An Argentine group is converting the Dania Jai-Alai fronton in Broward County to a casino, providing jobs to more than 300 people from poker dealers to cashiers to waiters.
The Casino Club group, with minority partners from South Florida, bought the facility for $65.5 million in May 2013.
They are spending an initial $20 million in the fist phase of the makeover of the Dania Casino and Jai-Alai. That involves installing roughly 550 slot machines, a poker room and a deli, set to open in early 2014.
Long-term plans call for 1,400 slots, hotels and a marina, according to South Florida media reports.
The Argentine group operates 27 casinos, some under the Casino Club brand. The Dania venture is their first casino in the United States, Dania’s manager Bernie Gamboa told local media.
Casino Club bills itself as the largest chain of casinos and slot machines in Latin America. The company launched in 1992 in Comodoro Rivadavia in Argentina’s southern Patagonia region and employs more than 2,200 people, its website said.
The Dania site will become the eighth pari-mutuel in Broward and Miami-Dade counties to offer slots after Florida voters in 2004 allowed county referendums for slots at horse tracks, dog tracks and jai-alai frontons. The Seminole Tribe of Florida also has three casinos in Broward, reported gambling writer Nick Sortal of the South Florida Sun Sentinel..

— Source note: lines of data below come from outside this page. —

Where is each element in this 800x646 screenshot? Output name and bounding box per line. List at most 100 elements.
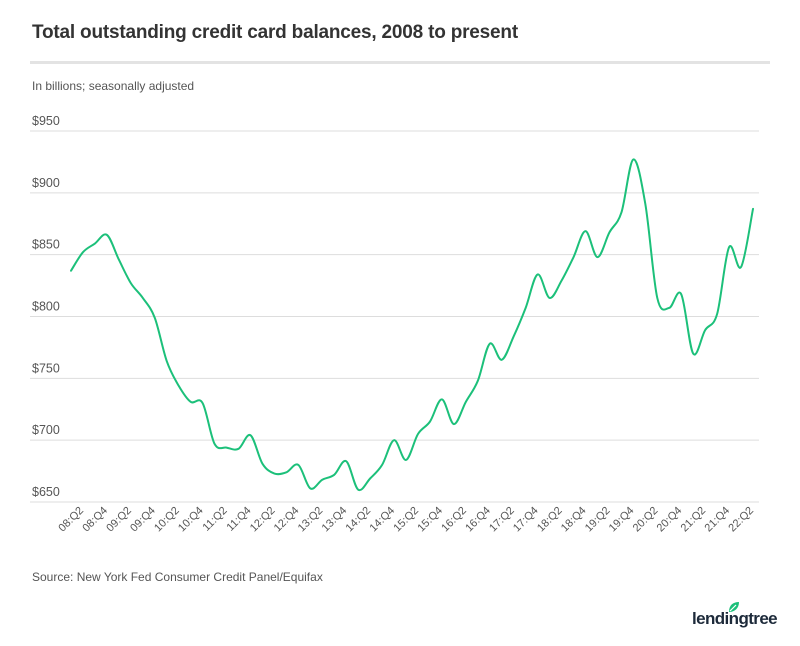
x-tick-label: 22:Q2 [726,505,756,535]
data-point-19:Q4 [632,159,634,161]
series-line-credit-card-balances [70,158,754,492]
chart-title: Total outstanding credit card balances, … [32,22,518,43]
data-point-22:Q2 [752,208,754,210]
data-point-08:Q2 [82,251,84,253]
x-tick-label: 20:Q4 [655,505,685,535]
chart-subtitle: In billions; seasonally adjusted [32,79,195,93]
data-point-20:Q3 [668,307,670,309]
data-point-21:Q1 [692,353,694,355]
x-tick-label: 09:Q2 [104,505,134,535]
data-point-14:Q3 [381,464,383,466]
x-tick-label: 15:Q2 [391,505,421,535]
data-point-19:Q3 [620,212,622,214]
data-point-09:Q2 [130,282,132,284]
x-tick-label: 13:Q2 [296,505,326,535]
data-point-14:Q2 [369,478,371,480]
data-point-10:Q2 [178,385,180,387]
data-point-12:Q4 [297,464,299,466]
y-tick-label: $950 [32,114,60,128]
y-tick-label: $700 [32,423,60,437]
x-tick-label: 18:Q2 [535,505,565,535]
x-tick-label: 19:Q4 [607,505,637,535]
y-tick-label: $850 [32,238,60,252]
y-tick-label: $900 [32,176,60,190]
data-point-16:Q1 [453,423,455,425]
data-point-08:Q4 [106,234,108,236]
y-axis-labels: $650 $700 $750 $800 $850 $900 $950 [32,114,60,499]
data-point-17:Q3 [525,307,527,309]
data-point-09:Q3 [142,297,144,299]
x-tick-label: 08:Q4 [80,505,110,535]
data-point-10:Q1 [166,360,168,362]
x-tick-label: 12:Q4 [272,505,302,535]
data-point-14:Q4 [393,439,395,441]
data-point-16:Q2 [465,401,467,403]
x-tick-label: 14:Q4 [367,505,397,535]
data-point-20:Q2 [656,297,658,299]
data-point-18:Q1 [549,297,551,299]
line-chart: $650 $700 $750 $800 $850 $900 $950 08:Q208:Q40… [30,114,759,535]
data-point-22:Q1 [740,266,742,268]
data-point-09:Q1 [118,259,120,261]
x-tick-label: 13:Q4 [320,505,350,535]
data-point-15:Q4 [441,398,443,400]
data-point-13:Q2 [321,479,323,481]
data-point-17:Q1 [501,359,503,361]
data-point-16:Q4 [489,343,491,345]
data-point-08:Q3 [94,243,96,245]
data-point-11:Q2 [226,447,228,449]
source-note: Source: New York Fed Consumer Credit Pan… [32,570,323,584]
x-tick-label: 18:Q4 [559,505,589,535]
logo-text: lendingtree [692,609,778,628]
series-layer [70,158,754,492]
y-tick-label: $800 [32,300,60,314]
y-tick-label: $650 [32,485,60,499]
x-tick-label: 21:Q2 [679,505,709,535]
data-point-15:Q1 [405,459,407,461]
header-divider [30,61,770,64]
data-point-12:Q3 [285,471,287,473]
x-tick-label: 12:Q2 [248,505,278,535]
data-point-10:Q4 [202,402,204,404]
gridlines [30,130,759,503]
data-point-08:Q1 [70,270,72,272]
x-tick-label: 14:Q2 [344,505,374,535]
data-point-14:Q1 [357,489,359,491]
x-tick-label: 11:Q2 [201,505,230,534]
x-tick-label: 11:Q4 [224,505,253,534]
x-axis-labels: 08:Q208:Q409:Q209:Q410:Q210:Q411:Q211:Q4… [56,505,756,535]
data-point-09:Q4 [154,317,156,319]
x-tick-label: 10:Q4 [176,505,206,535]
data-point-13:Q3 [333,474,335,476]
x-tick-label: 15:Q4 [415,505,445,535]
x-tick-label: 19:Q2 [583,505,613,535]
data-point-17:Q4 [537,274,539,276]
data-point-12:Q2 [274,473,276,475]
x-tick-label: 10:Q2 [152,505,182,535]
data-point-21:Q4 [728,246,730,248]
x-tick-label: 17:Q4 [511,505,541,535]
leaf-icon [729,602,739,612]
x-tick-label: 08:Q2 [56,505,86,535]
data-point-16:Q3 [477,380,479,382]
data-point-21:Q2 [704,329,706,331]
data-point-17:Q2 [513,335,515,337]
lendingtree-logo: lendingtree [690,600,778,632]
y-tick-label: $750 [32,361,60,375]
data-point-18:Q2 [561,280,563,282]
data-point-21:Q3 [716,313,718,315]
data-point-11:Q1 [214,443,216,445]
data-point-20:Q4 [680,293,682,295]
data-point-19:Q1 [597,256,599,258]
data-point-10:Q3 [190,401,192,403]
data-point-15:Q2 [417,433,419,435]
data-point-13:Q4 [345,460,347,462]
x-tick-label: 16:Q4 [463,505,493,535]
data-point-15:Q3 [429,421,431,423]
data-point-12:Q1 [262,463,264,465]
x-tick-label: 16:Q2 [439,505,469,535]
data-point-13:Q1 [309,487,311,489]
data-point-19:Q2 [609,232,611,234]
x-tick-label: 20:Q2 [631,505,661,535]
x-tick-label: 17:Q2 [487,505,517,535]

Las Vegas-based Boyd Gaming had paid $152 million for the Dania jai-alai site in 2006. But it chose not to install slots, citing a tax rate of 50 percent (now lowered to 35 percent) and competition from the nearby Seminole Hard Rock Hotel & Casino, which also has blackjack. Dania and other pari-mutuels can't offer blackjack, Sortal reported.
Once the first phase at Dania opens, owners plan a second phase likely to take about a year to complete. That involves ripping up most of the jai-alai seats to make room for more slots, poker, restaurants and other facilities.
Jai-alai must be offered for property owners to keep the slot license. Workers have left several rows of seats for the few people who still watch and bet on the ancient Basque game. In the 1990s, the crowd was often thousands, but more gambling options and a players' strike crippled jai-alai, Sortal said.